Photo (c) Moussa81 - Getty Images
Although studies have explored the benefits of medical professionals treating patients with alternatives to prescription drugs, this continues to be a difficult option for health care providers. 

Now, a new study conducted by researchers from the University of Buffalo has found that nearly 35 percent of older adults are receiving potentially unnecessary prescription drugs. According to their findings, this can lead to higher health care costs and more doctors’ visits. 

“The average age of the U.S. population is rising, and older adults account for a disproportionate amount of prescription medications,” said researcher Collin Clark. “Harm to older adults caused by potentially inappropriate medications is a major public health challenge.” 

Prescription drug trends

The researchers evaluated nearly 220 million responses to the Medical Expenditure Survey to better understand prescription drug trends among older adults. They looked at over 30 different types of drugs that were prescribed to adults over the age of 65, including antidepressants, antipsychotics, estrogens, and nonsteroidal anti-inflammatory drugs, among others. 

The study revealed that nearly 35 percent of the participants involved in the study were prescribed potentially inappropriate medications. While this alone is a cause for concern, over-prescription was also linked with higher patient spending on prescription drugs, longer stays in the hospital, and more prescriptions in general. 

“Although efforts to de-prescribe have increased significantly over the last decade, potentially inappropriate medications continue to be prescribed at a higher rate among older adults in the United States,” said researcher David Jacobs, PhD. 
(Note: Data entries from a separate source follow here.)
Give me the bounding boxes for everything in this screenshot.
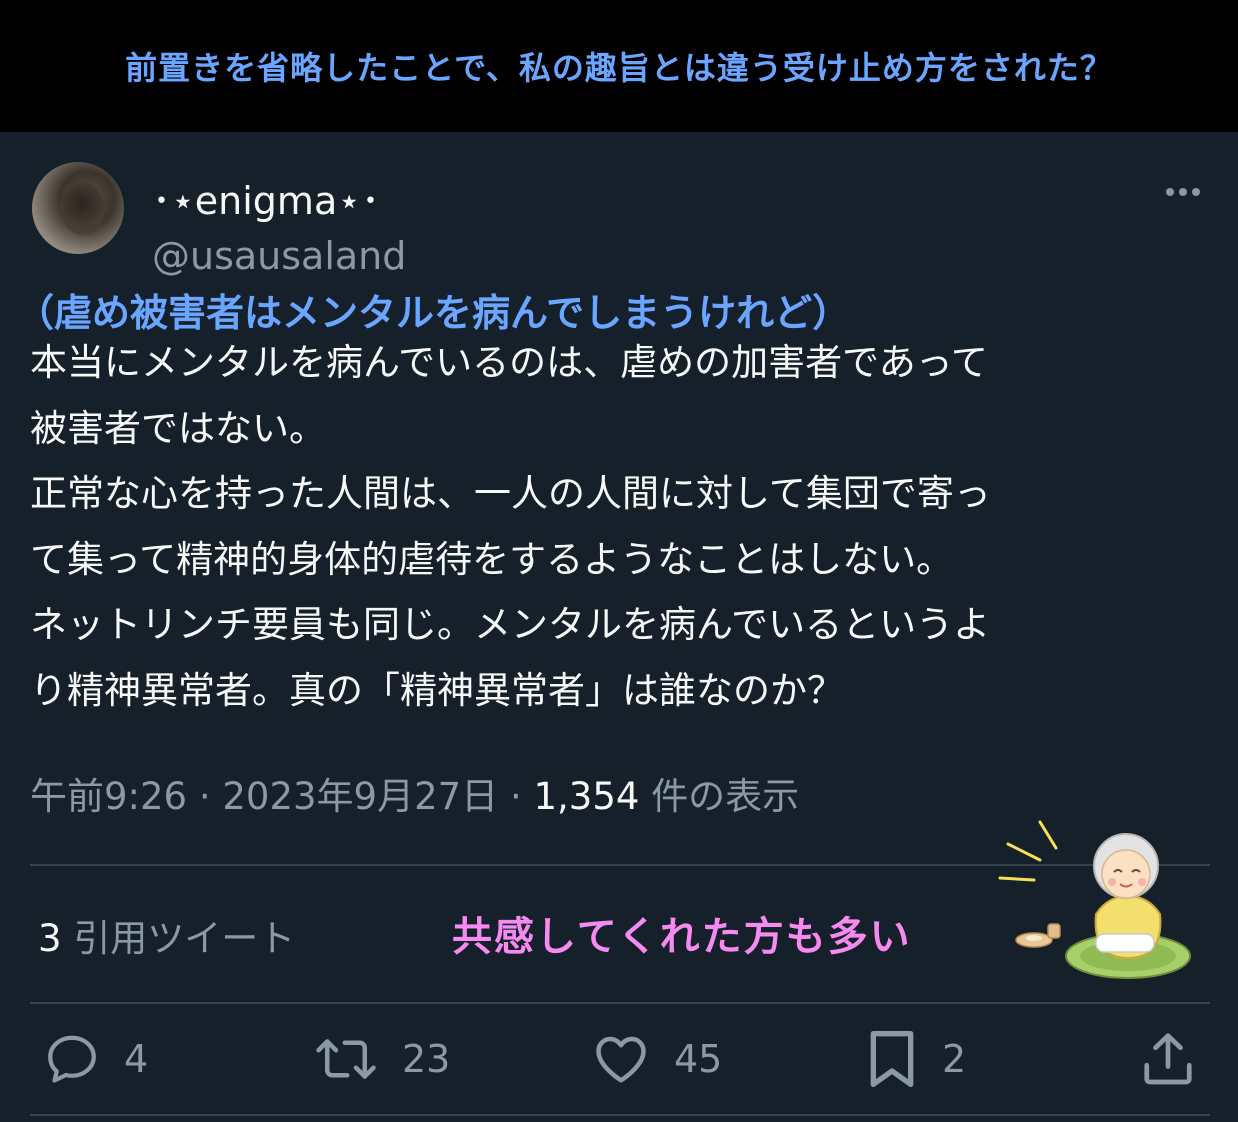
like-count: 45: [674, 1037, 723, 1081]
reply-button[interactable]: 4: [42, 1024, 148, 1094]
top-banner: 前置きを省略したことで、私の趣旨とは違う受け止め方をされた？: [0, 0, 1238, 132]
tweet-line: り精神異常者。真の「精神異常者」は誰なのか？: [30, 668, 844, 712]
tweet-text: 本当にメンタルを病んでいるのは、虐めの加害者であって 被害者ではない。 正常な心…: [30, 330, 1210, 723]
author-avatar[interactable]: [32, 162, 124, 254]
divider: [30, 1002, 1210, 1004]
like-icon: [596, 1036, 646, 1083]
tweet-actions: 4 23 45 2: [0, 1024, 1238, 1094]
grandma-illustration-icon: [998, 820, 1191, 979]
more-options-icon[interactable]: [1158, 174, 1208, 210]
overlay-caption: （虐め被害者はメンタルを病んでしまうけれど）: [16, 291, 851, 335]
tweet-line: 本当にメンタルを病んでいるのは、虐めの加害者であって: [30, 341, 988, 384]
banner-caption: 前置きを省略したことで、私の趣旨とは違う受け止め方をされた？: [125, 49, 1113, 87]
tweet-date[interactable]: 2023年9月27日: [222, 775, 498, 818]
views-count[interactable]: 1,354: [533, 775, 639, 818]
tweet-line: て集って精神的身体的虐待をするようなことはしない。: [30, 537, 954, 581]
tweet-line: ネットリンチ要員も同じ。メンタルを病んでいるというよ: [30, 603, 991, 646]
author-display-name[interactable]: ･⋆enigma⋆･: [152, 170, 380, 225]
retweet-button[interactable]: 23: [312, 1024, 450, 1094]
share-button[interactable]: [1138, 1024, 1198, 1094]
bookmark-button[interactable]: 2: [864, 1024, 966, 1094]
share-icon: [1144, 1033, 1192, 1085]
meta-separator: ·: [509, 775, 534, 818]
annotation-caption: 共感してくれた方も多い: [452, 914, 912, 960]
views-label: 件の表示: [651, 775, 800, 818]
bookmark-icon: [870, 1031, 914, 1087]
bookmark-count: 2: [942, 1037, 967, 1081]
meta-separator: ·: [198, 775, 223, 818]
retweet-count: 23: [402, 1037, 451, 1081]
author-handle[interactable]: @usausaland: [152, 234, 406, 278]
quote-count: 3: [38, 917, 62, 960]
quote-tweets-link[interactable]: 3 引用ツイート: [38, 908, 295, 962]
retweet-icon: [316, 1039, 376, 1079]
divider: [30, 1114, 1210, 1116]
reply-icon: [48, 1035, 96, 1083]
tweet-line: 被害者ではない。: [30, 406, 326, 450]
like-button[interactable]: 45: [590, 1024, 722, 1094]
tweet-line: 正常な心を持った人間は、一人の人間に対して集団で寄っ: [30, 472, 991, 515]
quote-label: 引用ツイート: [73, 917, 296, 960]
reply-count: 4: [124, 1037, 149, 1081]
tweet-time[interactable]: 午前9:26: [30, 775, 187, 818]
tweet-meta: 午前9:26 · 2023年9月27日 · 1,354 件の表示: [30, 766, 799, 820]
According to the researchers, medications are considered to be potentially inappropriate if the risks of the medication are greater than the potential benefits. This is a much bigger concern for older consumers, as they are at an increased risk of experiencing severe side effects from medications, and there are oftentimes other interventions that don’t require prescription drugs that are equally as effective. 

Moving forward, the researchers hope that these findings spur greater efforts by health care providers to look for alternative treatment options, especially when treating older patients. 

“De-prescribing is currently at an early stage in the United States,” said Dr. Jacobs. “Further work is needed to implement interventions that target unnecessary and inappropriate medications in older adults.”